“every company should be free to support what they want”

That’s part of the typical response of Floridians regarding Governor Ron DeSantis’ (R) veto of the Tampa Bay Rays’ training facility being built with taxpayer money, at least as reported by Fox News.

After vetoing the funding, DeSantis said Friday that he doesn’t “support giving taxpayer dollars to professional sports stadiums” and that “it’s inappropriate to subsidize political activism of a private corporation.”

Most Floridians agree with the first part of DeSantis’ statement that taxpayer money shouldn’t be spent on a private sports facility.  Many—most?—disagree with the last part.

Governor DeSantis wants everyone to be free and have freedoms. I think that every company should be free to support what they want.

Certainly. And companies are. But they should express their views, support the causes they choose, on their own dime. Taxpayer dollars have no business being spent on a private company’s individual activism.

Government Industrial Policy

This one EU-style. Which fits, since Europe has such long experience with the failure of economies, especially industry-driven, when dictated from the top. See, for instance, France, Germany, Italy of the last century, and France and Germany today.

One company’s (Apple, but the principle is much broader) phone charger, and the cell phones dependent on it, would become illegal throughout the EU if proposed legislation goes through. The legislation is

aiming to set a common charging standard for mobile phones and other portable electronic devices….

And

The planned legislation…is aimed at reducing electronic waste and improving consumer convenience.

Government is dictating to consumers how they will achieve the convenience Government says they want.

Never mind that if consumers want only a single charger across all battery-operated electronics (for instance), if they want a form of convenience (and not the form dictated to them by their Betters), a free market will let them drive their economies in that direction.

Sadly, the EU elitists in charge Know Better, and European citizens do not operate in a truly free market.

More Government Overreach

And by the SEC, yet, which already has its extra-judicial structure of accuser, judge, punisher administrative law judge system in the Federal courts over the legitimacy of such an arrangement.

Now it’s the SEC-proposed rule that would require private enterprises—which by definition are outside the purview of the Securities and Exchange Commission—to open their books to public scrutiny and SEC approval.

Worse, a broad range of elites are supporting this naked overreach:

University endowments, insurance funds, and retirement funds serving teachers and firefighters are urging the Securities and Exchange Commission to move forward with a proposed rule that would ensure private-fund investors receive annual audits and quarterly statements.
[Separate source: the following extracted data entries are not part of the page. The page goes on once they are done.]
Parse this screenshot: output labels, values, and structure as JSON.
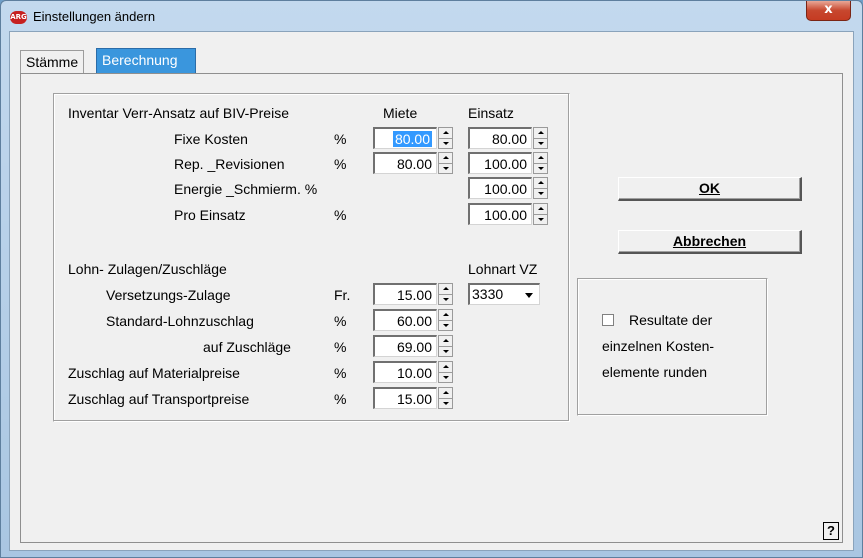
{
  "window": {
    "title": "Einstellungen ändern",
    "app_icon": "ARG",
    "close": "x"
  },
  "tabs": [
    "Stämme",
    "Berechnung"
  ],
  "inventar": {
    "heading": "Inventar Verr-Ansatz auf BIV-Preise",
    "col_miete": "Miete",
    "col_einsatz": "Einsatz",
    "rows": [
      {
        "label": "Fixe Kosten",
        "unit": "%",
        "miete": "80.00",
        "einsatz": "80.00"
      },
      {
        "label": "Rep. _Revisionen",
        "unit": "%",
        "miete": "80.00",
        "einsatz": "100.00"
      },
      {
        "label": "Energie _Schmierm. %",
        "unit": "",
        "miete": "",
        "einsatz": "100.00"
      },
      {
        "label": "Pro Einsatz",
        "unit": "%",
        "miete": "",
        "einsatz": "100.00"
      }
    ]
  },
  "lohn": {
    "heading": "Lohn- Zulagen/Zuschläge",
    "lohnart_label": "Lohnart VZ",
    "lohnart_value": "3330",
    "rows": [
      {
        "label": "Versetzungs-Zulage",
        "unit": "Fr.",
        "value": "15.00"
      },
      {
        "label": "Standard-Lohnzuschlag",
        "unit": "%",
        "value": "60.00"
      },
      {
        "label": "auf Zuschläge",
        "unit": "%",
        "value": "69.00"
      },
      {
        "label": "Zuschlag auf Materialpreise",
        "unit": "%",
        "value": "10.00"
      },
      {
        "label": "Zuschlag auf Transportpreise",
        "unit": "%",
        "value": "15.00"
      }
    ]
  },
  "buttons": {
    "ok_label": "OK",
    "cancel_label": "Abbrechen"
  },
  "options": {
    "round_lines": [
      "Resultate der",
      "einzelnen Kosten-",
      "elemente runden"
    ],
    "round_checked": false
  },
  "help": "?"
}
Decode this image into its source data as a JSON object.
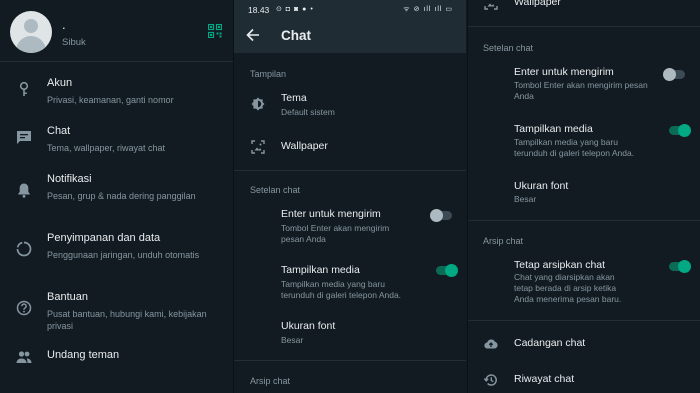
{
  "panel1": {
    "profile": {
      "name": ".",
      "status": "Sibuk",
      "qr_icon": "qr-code-icon"
    },
    "items": [
      {
        "icon": "key-icon",
        "title": "Akun",
        "subtitle": "Privasi, keamanan, ganti nomor"
      },
      {
        "icon": "chat-icon",
        "title": "Chat",
        "subtitle": "Tema, wallpaper, riwayat chat"
      },
      {
        "icon": "bell-icon",
        "title": "Notifikasi",
        "subtitle": "Pesan, grup & nada dering panggilan"
      },
      {
        "icon": "storage-icon",
        "title": "Penyimpanan dan data",
        "subtitle": "Penggunaan jaringan, unduh otomatis"
      },
      {
        "icon": "help-icon",
        "title": "Bantuan",
        "subtitle": "Pusat bantuan, hubungi kami, kebijakan privasi"
      },
      {
        "icon": "people-icon",
        "title": "Undang teman",
        "subtitle": ""
      }
    ]
  },
  "panel2": {
    "statusbar": {
      "time": "18.43",
      "left_icons": "⊙ ◘ ◙ ● •",
      "right_icons": "ᯤ ⊘ ıll ıll ▭"
    },
    "appbar": {
      "title": "Chat",
      "back_icon": "arrow-left-icon"
    },
    "sections": {
      "display": "Tampilan",
      "chat_settings": "Setelan chat",
      "archive": "Arsip chat"
    },
    "theme": {
      "title": "Tema",
      "subtitle": "Default sistem"
    },
    "wallpaper": {
      "title": "Wallpaper"
    },
    "enter_send": {
      "title": "Enter untuk mengirim",
      "subtitle": "Tombol Enter akan mengirim pesan Anda",
      "on": false
    },
    "media_visibility": {
      "title": "Tampilkan media",
      "subtitle": "Tampilkan media yang baru terunduh di galeri telepon Anda.",
      "on": true
    },
    "font_size": {
      "title": "Ukuran font",
      "subtitle": "Besar"
    }
  },
  "panel3": {
    "wallpaper": {
      "title": "Wallpaper"
    },
    "sections": {
      "chat_settings": "Setelan chat",
      "archive": "Arsip chat"
    },
    "enter_send": {
      "title": "Enter untuk mengirim",
      "subtitle": "Tombol Enter akan mengirim pesan Anda",
      "on": false
    },
    "media_visibility": {
      "title": "Tampilkan media",
      "subtitle": "Tampilkan media yang baru terunduh di galeri telepon Anda.",
      "on": true
    },
    "font_size": {
      "title": "Ukuran font",
      "subtitle": "Besar"
    },
    "keep_archived": {
      "title": "Tetap arsipkan chat",
      "subtitle": "Chat yang diarsipkan akan tetap berada di arsip ketika Anda menerima pesan baru.",
      "on": true
    },
    "backup": {
      "title": "Cadangan chat"
    },
    "history": {
      "title": "Riwayat chat"
    }
  },
  "colors": {
    "background": "#121b22",
    "bar": "#1f2c34",
    "accent": "#00a884",
    "secondary_text": "#8696a0"
  }
}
Such a move would destroy the private nature and purpose of private enterprises—i.e., enterprises that are wholly owned by a small group of entity operators and which do not sell ownership shares on the open market or permit the owners’ own equity portions to be traded about on open markets.

But the rule-supporting elites give their game away:

Many pension plans are having a hard time meeting their payout obligations to members, the result of decades of underfunding, benefit overpromises, and unrealistic demands from unions.
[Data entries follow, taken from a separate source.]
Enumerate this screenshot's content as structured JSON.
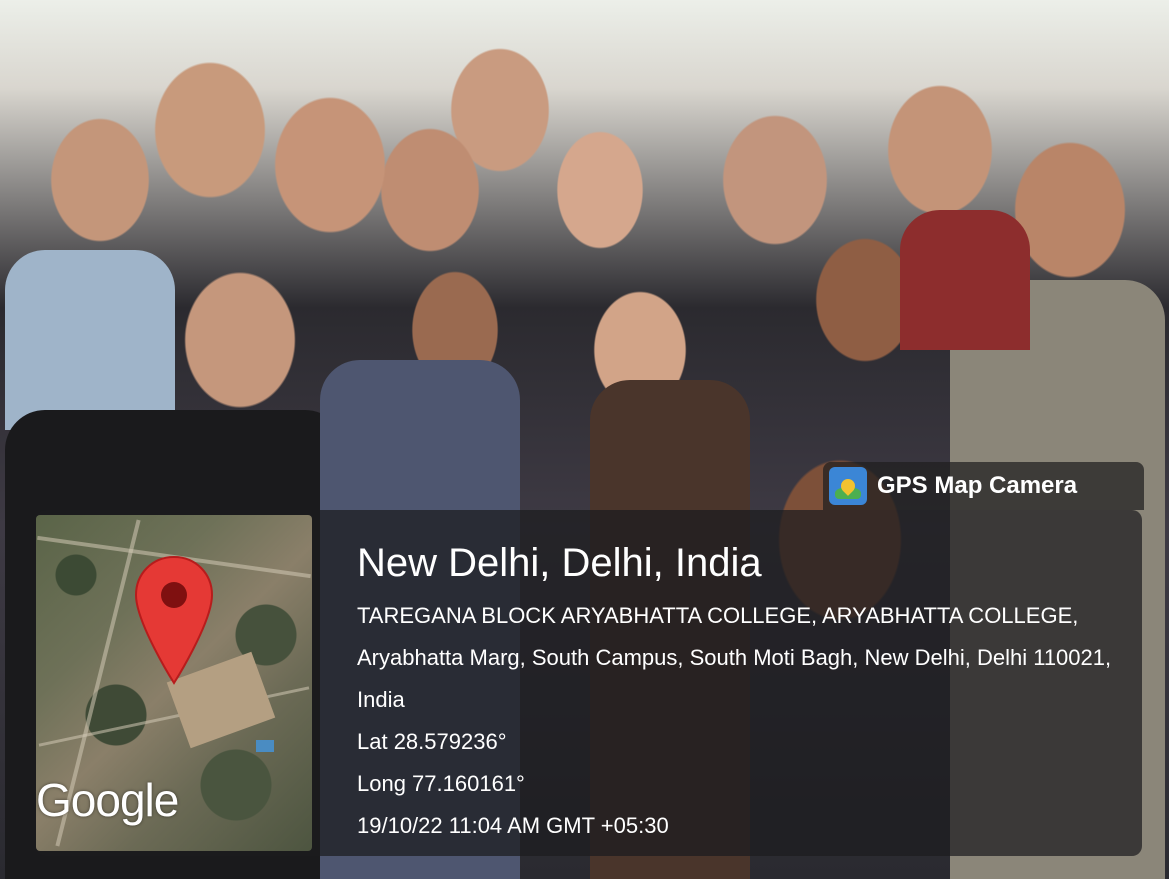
{
  "watermark": {
    "app_name": "GPS Map Camera",
    "icon": "gps-map-camera-icon"
  },
  "map": {
    "provider_label": "Google",
    "pin_icon": "map-pin-icon",
    "pin_color": "#e53935"
  },
  "location": {
    "city": "New Delhi, Delhi, India",
    "address": "TAREGANA BLOCK ARYABHATTA COLLEGE, ARYABHATTA COLLEGE, Aryabhatta Marg, South Campus, South Moti Bagh, New Delhi, Delhi 110021, India",
    "lat": "Lat 28.579236°",
    "long": "Long 77.160161°",
    "timestamp": "19/10/22 11:04 AM GMT +05:30"
  }
}
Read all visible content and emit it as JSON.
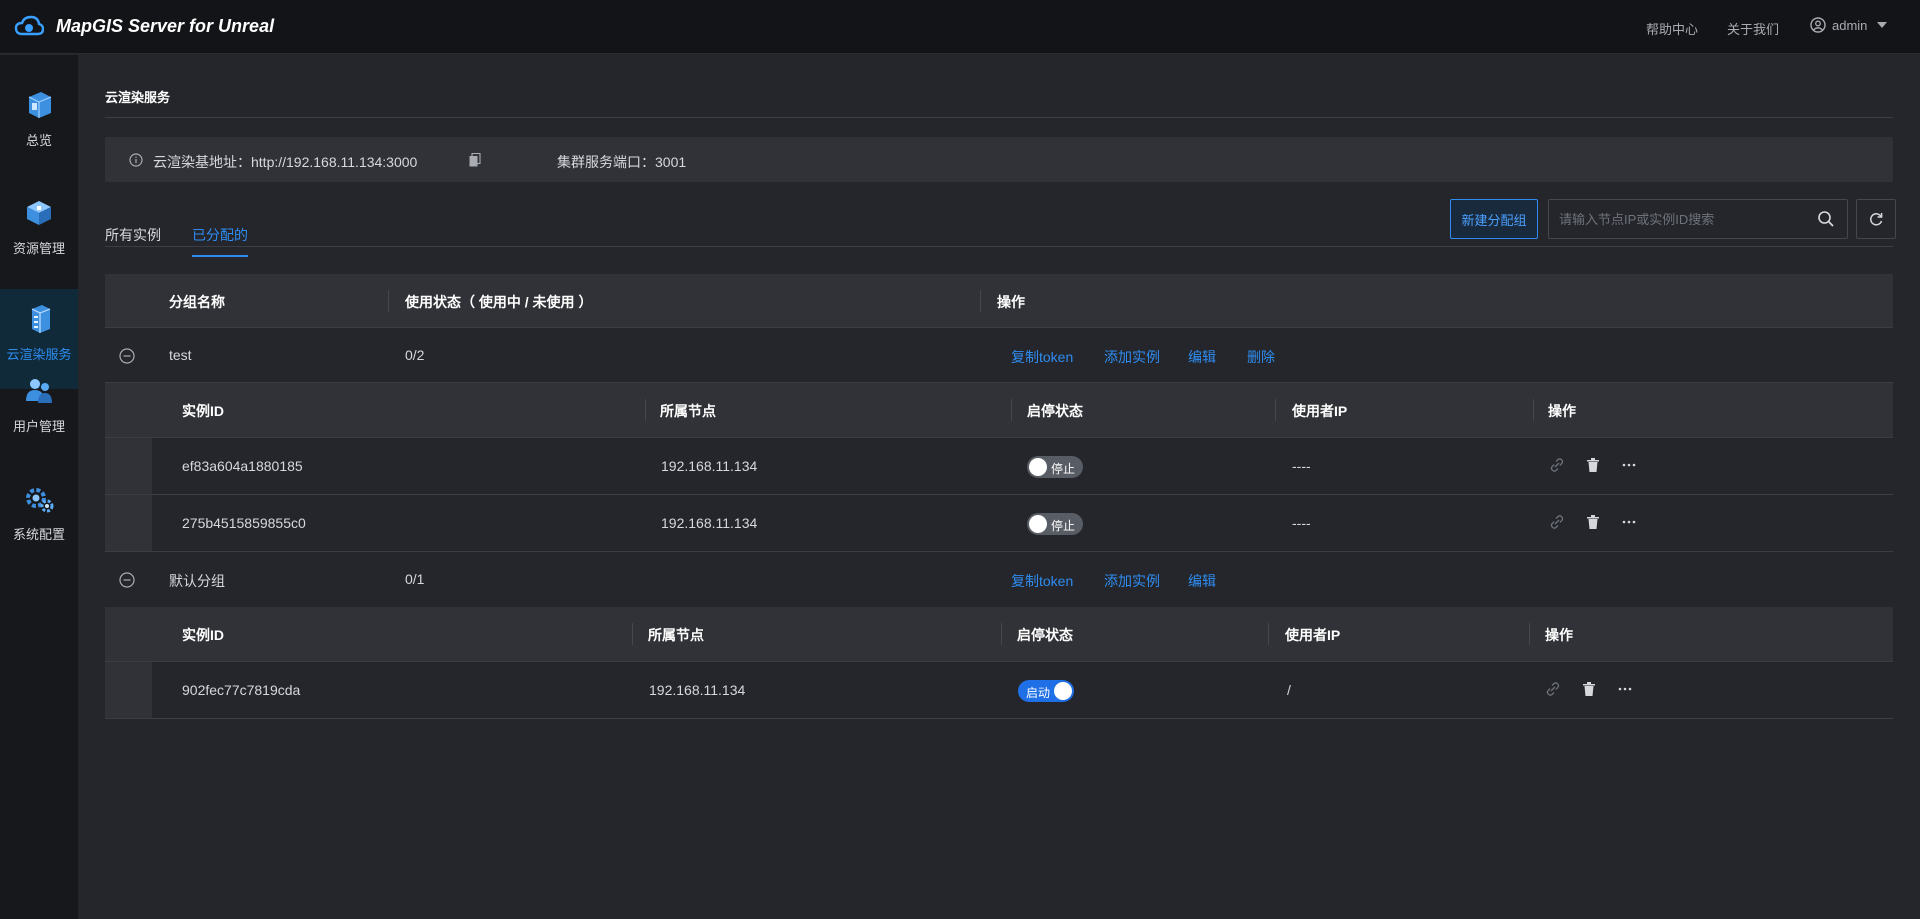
{
  "app": {
    "title": "MapGIS Server for Unreal"
  },
  "header": {
    "help_label": "帮助中心",
    "about_label": "关于我们",
    "user_name": "admin"
  },
  "sidebar": {
    "items": [
      {
        "label": "总览",
        "icon": "overview-icon"
      },
      {
        "label": "资源管理",
        "icon": "resource-icon"
      },
      {
        "label": "云渲染服务",
        "icon": "cloud-render-icon",
        "active": true
      },
      {
        "label": "用户管理",
        "icon": "user-manage-icon"
      },
      {
        "label": "系统配置",
        "icon": "system-config-icon"
      }
    ]
  },
  "page": {
    "title": "云渲染服务"
  },
  "info": {
    "base_address": "云渲染基地址：http://192.168.11.134:3000",
    "cluster_port": "集群服务端口：3001"
  },
  "tabs": [
    {
      "label": "所有实例"
    },
    {
      "label": "已分配的",
      "active": true
    }
  ],
  "toolbar": {
    "new_group_label": "新建分配组",
    "search_placeholder": "请输入节点IP或实例ID搜索"
  },
  "table": {
    "headers": [
      "分组名称",
      "使用状态（ 使用中 / 未使用 ）",
      "操作"
    ],
    "sub_headers": [
      "实例ID",
      "所属节点",
      "启停状态",
      "使用者IP",
      "操作"
    ],
    "groups": [
      {
        "name": "test",
        "usage": "0/2",
        "actions": [
          "复制token",
          "添加实例",
          "编辑",
          "删除"
        ],
        "instances": [
          {
            "id": "ef83a604a1880185",
            "node": "192.168.11.134",
            "state_label": "停止",
            "on": false,
            "user_ip": "----"
          },
          {
            "id": "275b4515859855c0",
            "node": "192.168.11.134",
            "state_label": "停止",
            "on": false,
            "user_ip": "----"
          }
        ]
      },
      {
        "name": "默认分组",
        "usage": "0/1",
        "actions": [
          "复制token",
          "添加实例",
          "编辑"
        ],
        "instances": [
          {
            "id": "902fec77c7819cda",
            "node": "192.168.11.134",
            "state_label": "启动",
            "on": true,
            "user_ip": "/"
          }
        ]
      }
    ]
  },
  "colors": {
    "accent": "#2e8cf0",
    "background": "#24262b",
    "topbar": "#131417",
    "sidebar": "#17181b"
  }
}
So they want to get into private entities, even though those entities do not want the elites’ involvement—it’s part of why they’re, you know, private. But in order to do so, those private companies must open their books to the SEC—and the public.
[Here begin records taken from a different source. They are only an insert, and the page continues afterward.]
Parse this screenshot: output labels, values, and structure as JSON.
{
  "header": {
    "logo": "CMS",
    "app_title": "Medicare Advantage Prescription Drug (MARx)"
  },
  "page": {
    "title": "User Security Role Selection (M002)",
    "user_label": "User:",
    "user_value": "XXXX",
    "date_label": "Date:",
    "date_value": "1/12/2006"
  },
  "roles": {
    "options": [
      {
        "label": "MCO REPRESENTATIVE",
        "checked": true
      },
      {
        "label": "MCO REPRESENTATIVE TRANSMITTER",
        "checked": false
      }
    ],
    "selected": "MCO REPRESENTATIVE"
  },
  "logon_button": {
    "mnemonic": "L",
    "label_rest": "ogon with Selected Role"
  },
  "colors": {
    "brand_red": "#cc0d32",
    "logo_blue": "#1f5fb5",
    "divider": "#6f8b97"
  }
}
It’s a bad rule, and it should be withdrawn by a serious SEC or blocked outright by Congress. This is a free market matter: if an investor doesn’t like the information he gets—doesn’t get—when he looks into a company with a view to investing, he’s free to not invest.

Full stop.

Nobody Disputes That

The subheadline lays it all out in the open:

Pyongyang, chairing a United Nations disarmament body this month, says it has a right to defend itself

There’s no disagreement here.

But what Baby Kim needs to understand—what the West (and his allies, the People’s Republic of China and Russia) need to make clear to him—is that northern Korea has absolutely nothing of value, or even of interest, that can’t be gotten far more cheaply through trade than through conquering and taking.

And that even that value is non-existent at present, given the disastrous and murderous mismanagement inflicted by the Kim dynasty over the last nearly 80 years.

That mismanagement, though, lies at the heart of the Kim dynasty’s, and especially Baby Kim’s, constant push for more weapons and weapons development. He needs the distraction of a manufactured threat from without in order to maintain his hold on the population. So long as that need exists, Baby Kim needs no understanding of values.

Biden Paying Interns

In a first for our Federal government, Presidential interns will be paid, per current President Joe Biden (D).

The White House will offer a $6,000 stipend to its interns, beginning with the summer class which will work from June 20 to August 12.

$6,000 for seven weeks. But will they be good-paying union jobs?

I have another question, too. We’re two summers into Biden’s term, and he’s only just now getting to this. Why? Did he not know his interns have been unpaid? Is he only now getting told this, like he was “slow” to get told about baby formula problems?